View counts, click counts, hit counts, traffic statistics… The need for analytics and reporting on web products is a must-have. Well, the easiest way to do that is to simply increment a database value each time. The problem is when those counts are coming in hundreds of times per second. Writes are the most expensive queries:
After observing subpar write behavior, I wanted to know just how many of our total writes were for updating statistics?
First, I ran mysqltuner
.
% mysqltuner
...
[**] Reads / Writes: 93% / 7%
...
%
So 7% of all queries were writes. That wasn’t bad. Then, I took the binary log of all DML statements for yesterday, starting at midnight. I figured 24 hours was a good sample.
% mysqlbinlog --start-date='2010-06-06 0' binary-log.000152 > cow
I grepped out DML lines, to get rid of the binary log stuff.

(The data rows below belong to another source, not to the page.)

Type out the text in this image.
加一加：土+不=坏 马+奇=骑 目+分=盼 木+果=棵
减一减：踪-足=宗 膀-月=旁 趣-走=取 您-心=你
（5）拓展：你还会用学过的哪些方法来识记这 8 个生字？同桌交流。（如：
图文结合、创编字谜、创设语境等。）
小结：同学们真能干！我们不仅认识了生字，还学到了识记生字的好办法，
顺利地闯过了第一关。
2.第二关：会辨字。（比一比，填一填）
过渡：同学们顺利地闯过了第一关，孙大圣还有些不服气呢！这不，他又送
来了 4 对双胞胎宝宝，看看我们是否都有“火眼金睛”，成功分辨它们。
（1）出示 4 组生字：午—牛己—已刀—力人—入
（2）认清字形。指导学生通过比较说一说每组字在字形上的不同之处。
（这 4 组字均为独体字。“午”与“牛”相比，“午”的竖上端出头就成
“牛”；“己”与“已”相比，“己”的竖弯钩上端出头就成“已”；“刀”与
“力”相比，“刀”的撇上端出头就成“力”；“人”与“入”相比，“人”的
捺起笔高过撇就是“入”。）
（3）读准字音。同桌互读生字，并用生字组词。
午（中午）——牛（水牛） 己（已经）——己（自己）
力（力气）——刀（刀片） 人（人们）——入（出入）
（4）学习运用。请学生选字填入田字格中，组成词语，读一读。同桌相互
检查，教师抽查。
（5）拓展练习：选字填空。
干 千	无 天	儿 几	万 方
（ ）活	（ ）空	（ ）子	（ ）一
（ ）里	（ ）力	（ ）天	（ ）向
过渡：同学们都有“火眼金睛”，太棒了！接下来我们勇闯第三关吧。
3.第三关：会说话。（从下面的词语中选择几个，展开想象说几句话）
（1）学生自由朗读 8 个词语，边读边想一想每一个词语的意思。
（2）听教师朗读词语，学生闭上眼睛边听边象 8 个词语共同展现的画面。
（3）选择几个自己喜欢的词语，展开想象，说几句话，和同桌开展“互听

% grep -i '^insert' cow > cow2
% grep -i '^update' cow >> cow2
I counted up lines that wrote to our stat tables.
% wc -l cow2
24898 cow
% grep -i -c 'stat_' cow2
20880
Doing the math: 20880 / 24898 = 0.86
. About 86% of all writes to our database were for statistics. Which wasn’t too surprising. Most web sites must store and log a lot of data to know where to improve and how users are using the site.
So what do we do?
That’s the subject of another post, but the short answer is that these writes can be batched somehow. Whether the queries are batched with some sort of write-through cache, or job queues, the database won’t suffer from constant write queries.